Messages through History

Having spent the last two days in Colonial Williamsburg, Virginia I realized the big picture messages that are portrayed to visitors, both intentional and unintentional, which I didn’t realize coming here as a child or with my family.  Two of the messages that really stood out to me were how easy we truly have it in the twentieth century and how little Colonial Williamsburg acknowledges and educates about slavery during the eighteenth century.

Life was truly harder during the eighteenth century, during the time of Colonial Williamsburg.  Throughout this time people had to work for everything they wanted and owned.  If they wanted a spoon they didn’t just drive to Walmart and buy one, they went to a silversmith, gave them silver, and had to wait for it to be made by hand.  If they wanted food they usually had to make it themselves and only eat what they could make themselves, they didn’t just go to the McDonald’s drive through and order a Big Mac.  When the colonies first settled in the New World they had a hard time getting use to the new land and learning how to fend for themselves.  The movie The New World that we watched showed how the colonists really struggled to get use to the natives and make it through the tough, harsh winters.  Nowadays, we talk about how awful the winter is and how cold it is and that we want it to end but we don’t experience anything close to what the colonists did.  I couldn’t imagine having to eat leather and my clothing because there was no food.  We truly do take things for granted and don’t realize how easy industrialization and the advancement of technology really did make our lives. But at the same time they didn’t show the worst parts about life at home as someone in the middle class.  They portrayed how difficult some of the trades are very well, but they did not portray how awful life at home could be.  Dr.
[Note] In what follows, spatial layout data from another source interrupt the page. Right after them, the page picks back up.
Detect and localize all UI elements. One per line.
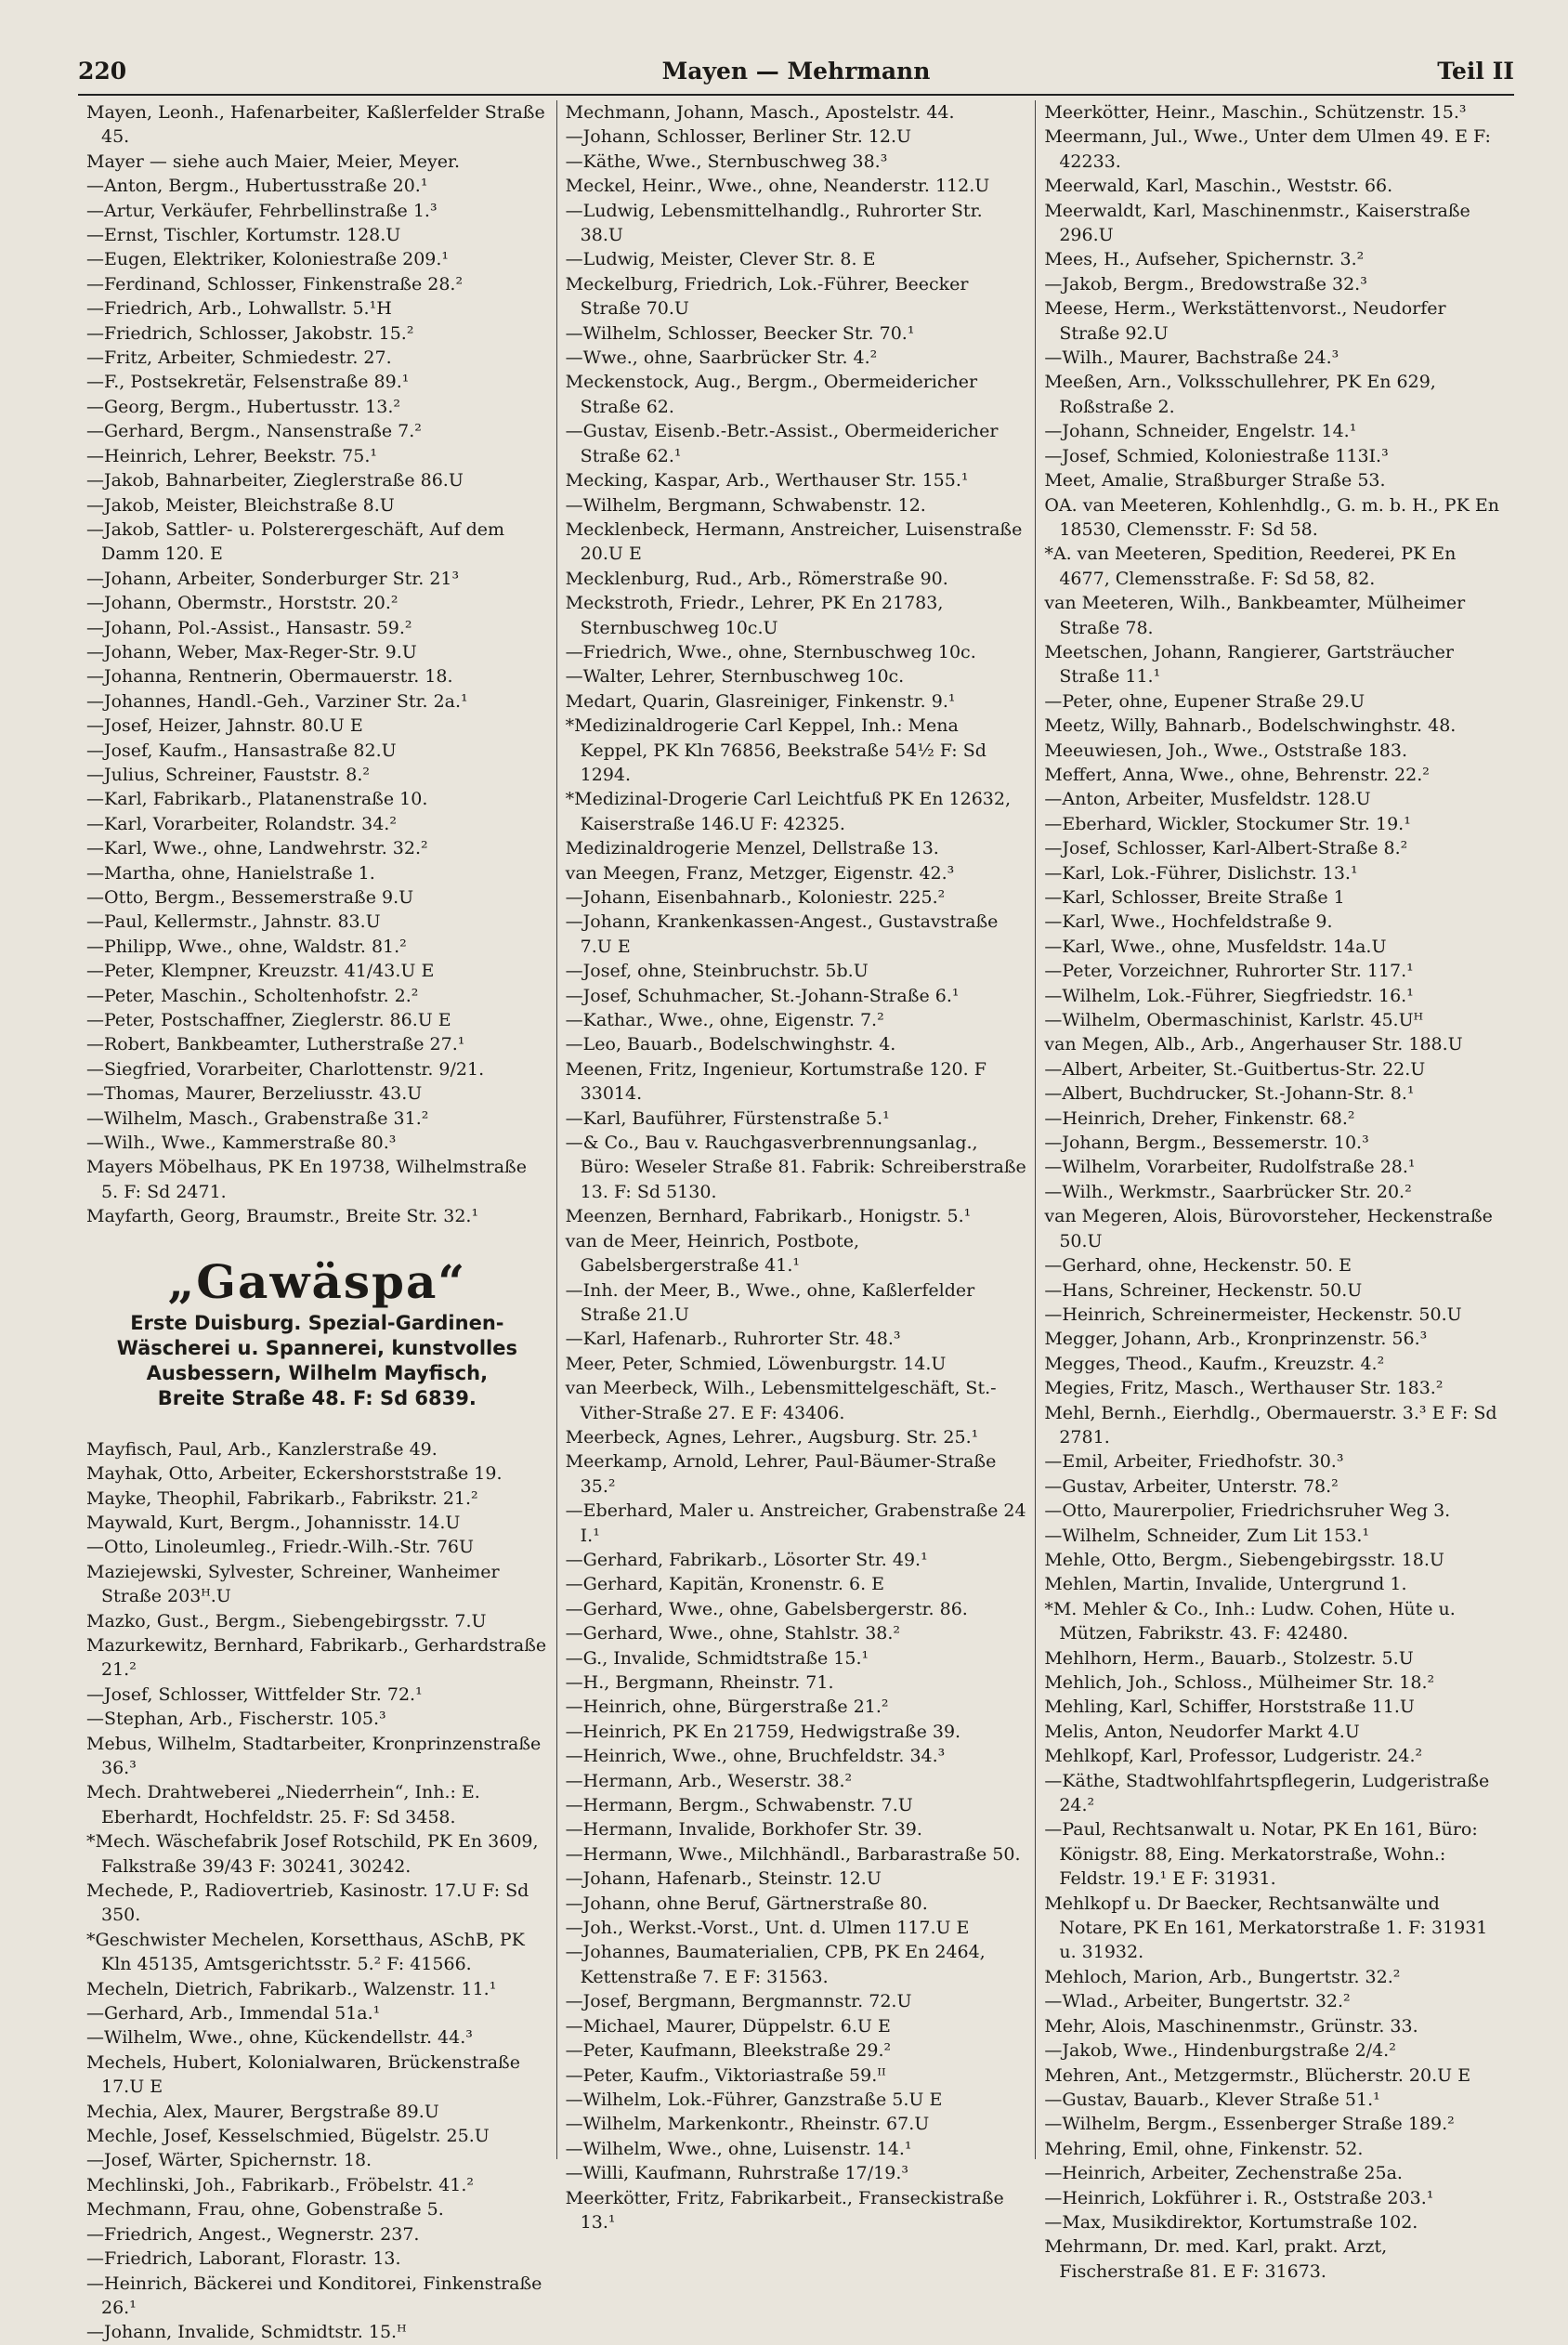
directory-entry: —Heinrich, PK En 21759, Hedwigstraße 39. bbox=[565, 1721, 961, 1742]
directory-entry: —Gerhard, ohne, Heckenstr. 50. E bbox=[1044, 1255, 1352, 1277]
directory-entry: —Friedrich, Schlosser, Jakobstr. 15.² bbox=[86, 322, 414, 344]
directory-entry: —Johanna, Rentnerin, Obermauerstr. 18. bbox=[86, 666, 453, 688]
directory-entry: Mecklenburg, Rud., Arb., Römerstraße 90. bbox=[565, 568, 948, 589]
page-header bbox=[78, 58, 1514, 95]
column-3 bbox=[1035, 100, 1514, 2282]
directory-entry: —Otto, Maurerpolier, Friedrichsruher Weg 3. bbox=[1044, 1500, 1451, 1522]
directory-entry: —Karl, Fabrikarb., Platanenstraße 10. bbox=[86, 789, 428, 810]
directory-entry: —Paul, Rechtsanwalt u. Notar, PK En 161, Büro: Königstr. 88, Eing. Merkatorstraße, Wohn.: Feldstr. 19.¹ E F: 31931. bbox=[1044, 1819, 1478, 1890]
directory-entry: Meerwaldt, Karl, Maschinenmstr., Kaiserstraße 296.U bbox=[1044, 200, 1470, 246]
directory-entry: —Johann, Schneider, Engelstr. 14.¹ bbox=[1044, 421, 1357, 442]
directory-entry: van Megeren, Alois, Bürovorsteher, Heckenstraße 50.U bbox=[1044, 1206, 1493, 1251]
directory-entry: Mayke, Theophil, Fabrikarb., Fabrikstr. 21.² bbox=[86, 1487, 478, 1509]
directory-entry: Maywald, Kurt, Bergm., Johannisstr. 14.U bbox=[86, 1512, 461, 1533]
directory-entry: —Friedrich, Wwe., ohne, Sternbuschweg 10c. bbox=[565, 641, 976, 662]
directory-entry: —Jakob, Wwe., Hindenburgstraße 2/4.² bbox=[1044, 2040, 1396, 2062]
directory-entry: —Willi, Kaufmann, Ruhrstraße 17/19.³ bbox=[565, 2163, 908, 2184]
ad-line: Erste Duisburg. Spezial-Gardinen- bbox=[130, 1311, 504, 1334]
directory-entry: Mehle, Otto, Bergm., Siebengebirgsstr. 18.U bbox=[1044, 1549, 1444, 1570]
directory-entry: Mehrmann, Dr. med. Karl, prakt. Arzt, Fischerstraße 81. E F: 31673. bbox=[1044, 2236, 1388, 2282]
directory-entry: Mehlkopf, Karl, Professor, Ludgeristr. 24.² bbox=[1044, 1746, 1423, 1767]
directory-entry: —Hermann, Invalide, Borkhofer Str. 39. bbox=[565, 1819, 922, 1841]
directory-entry: Mehring, Emil, ohne, Finkenstr. 52. bbox=[1044, 2138, 1364, 2159]
directory-entry: —Johann, Schlosser, Berliner Str. 12.U bbox=[565, 126, 912, 148]
directory-entry: Medizinaldrogerie Menzel, Dellstraße 13. bbox=[565, 838, 939, 859]
directory-entry: —Otto, Bergm., Bessemerstraße 9.U bbox=[86, 887, 414, 908]
directory-entry: —Emil, Arbeiter, Friedhofstr. 30.³ bbox=[1044, 1451, 1344, 1473]
directory-entry: —Käthe, Wwe., Sternbuschweg 38.³ bbox=[565, 151, 888, 172]
directory-entry: Mebus, Wilhelm, Stadtarbeiter, Kronprinzenstraße 36.³ bbox=[86, 1733, 542, 1778]
directory-entry: Mayfisch, Paul, Arb., Kanzlerstraße 49. bbox=[86, 1438, 438, 1460]
directory-entry: Megges, Theod., Kaufm., Kreuzstr. 4.² bbox=[1044, 1353, 1385, 1374]
directory-entry: —Gustav, Bauarb., Klever Straße 51.¹ bbox=[1044, 2089, 1380, 2110]
directory-entry: —Eberhard, Maler u. Anstreicher, Grabenstraße 24 I.¹ bbox=[565, 1500, 1026, 1546]
directory-entry: Meet, Amalie, Straßburger Straße 53. bbox=[1044, 470, 1386, 491]
directory-entry: Mechle, Josef, Kesselschmied, Bügelstr. 25.U bbox=[86, 2126, 490, 2147]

Seidel mentioned in his lecture how small the houses these people lived in were and how you could hear everything everyone did and said until the homes became larger.  However, there weren’t any of these homes that could be toured and no one I spoke to really talked about what they did at home or what it was like at home.

The more unintentional message that I got out of my experience here in Williamsburg was how underrepresented the slaves are.  We learned that the slaves made up over 50% of the population in Colonial Williamsburg, yet I didn’t see more than two African American interpreters during the two days I spent wandering around the town.  When I would ask the tradesman about what their interactions with the slaves and African Americans would be like and how often they would occur, they would stare at me with a blank stare as if they had never even thought about the slaves that had been there during the time.  I expected the slaves to be represented and at least to be seen and talked about more than just where the slave quarters were.  I even went to the exhibit for the African American church that was founded in 1781, according to the tour guide in the Bruton Parrish Church, but there was no one there to answer any questions I had and it was tucked away as if they didn’t care if anyone went there or learned about the African American culture.